El AMSA no es un número técnico: es una pista para decidir clínicamente.
🔍 ¿Estamos frente a una FV que necesita más choques… o una que necesita otra estrategia?
💭 ¿Y tú qué opinas?
⚡ ¿Has enfrentado casos donde la FV persiste, pero no sabes si es refractaria o solo recurrente?
🧠 ¿Crees que el ECG podría ayudarte a decidir cuándo cambiar estrategia y cuándo insistir?
📈 ¿Te gustaría tener el AMSA en tiempo real durante la reanimación?
💬 Cuéntanos: ¿cómo decides si seguir desfibrilando o pasar a DSED, cambio de vector o ECPR?

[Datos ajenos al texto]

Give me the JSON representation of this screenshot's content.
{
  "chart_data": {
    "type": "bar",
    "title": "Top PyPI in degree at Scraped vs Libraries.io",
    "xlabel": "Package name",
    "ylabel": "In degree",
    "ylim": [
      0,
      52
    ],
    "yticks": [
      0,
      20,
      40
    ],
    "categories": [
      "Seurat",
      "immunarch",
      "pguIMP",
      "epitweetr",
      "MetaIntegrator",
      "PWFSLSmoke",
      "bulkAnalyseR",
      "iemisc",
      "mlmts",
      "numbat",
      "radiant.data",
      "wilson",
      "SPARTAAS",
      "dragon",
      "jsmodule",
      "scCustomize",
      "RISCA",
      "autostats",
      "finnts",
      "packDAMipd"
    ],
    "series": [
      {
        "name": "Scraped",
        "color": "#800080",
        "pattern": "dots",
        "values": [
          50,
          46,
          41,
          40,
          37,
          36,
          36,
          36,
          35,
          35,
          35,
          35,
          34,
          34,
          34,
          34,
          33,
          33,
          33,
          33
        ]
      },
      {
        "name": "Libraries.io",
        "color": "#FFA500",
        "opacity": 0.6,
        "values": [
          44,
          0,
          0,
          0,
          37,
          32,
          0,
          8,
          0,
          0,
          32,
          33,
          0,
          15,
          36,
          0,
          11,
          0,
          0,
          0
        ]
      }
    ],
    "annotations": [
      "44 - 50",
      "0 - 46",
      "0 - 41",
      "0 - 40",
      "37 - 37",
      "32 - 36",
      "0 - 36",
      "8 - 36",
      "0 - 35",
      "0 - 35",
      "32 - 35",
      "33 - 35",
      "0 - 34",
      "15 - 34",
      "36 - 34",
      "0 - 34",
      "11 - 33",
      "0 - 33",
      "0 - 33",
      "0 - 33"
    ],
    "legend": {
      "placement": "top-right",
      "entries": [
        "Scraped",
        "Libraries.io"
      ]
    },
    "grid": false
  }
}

📚 Referencias bibliográficas
Magliocca A, Fornari C, Fumagalli F, et al. Amplitude Spectrum Area to Predict True Shock-Refractory Ventricular Fibrillation During Out-of-Hospital Cardiac Arrest. Resuscitation. 2025. doi:10.1016/j.resuscitation.2025.110695
Cheskes S, Dorian P, Verbeek PR, et al. Defibrillation Strategies for Refractory Ventricular Fibrillation. N Engl J Med. 2022;387:1947–1956.
Ristagno G, et al. AMSA to guide defibrillation: a validation on 1617 patients. Circulation. 2015;131:478–487.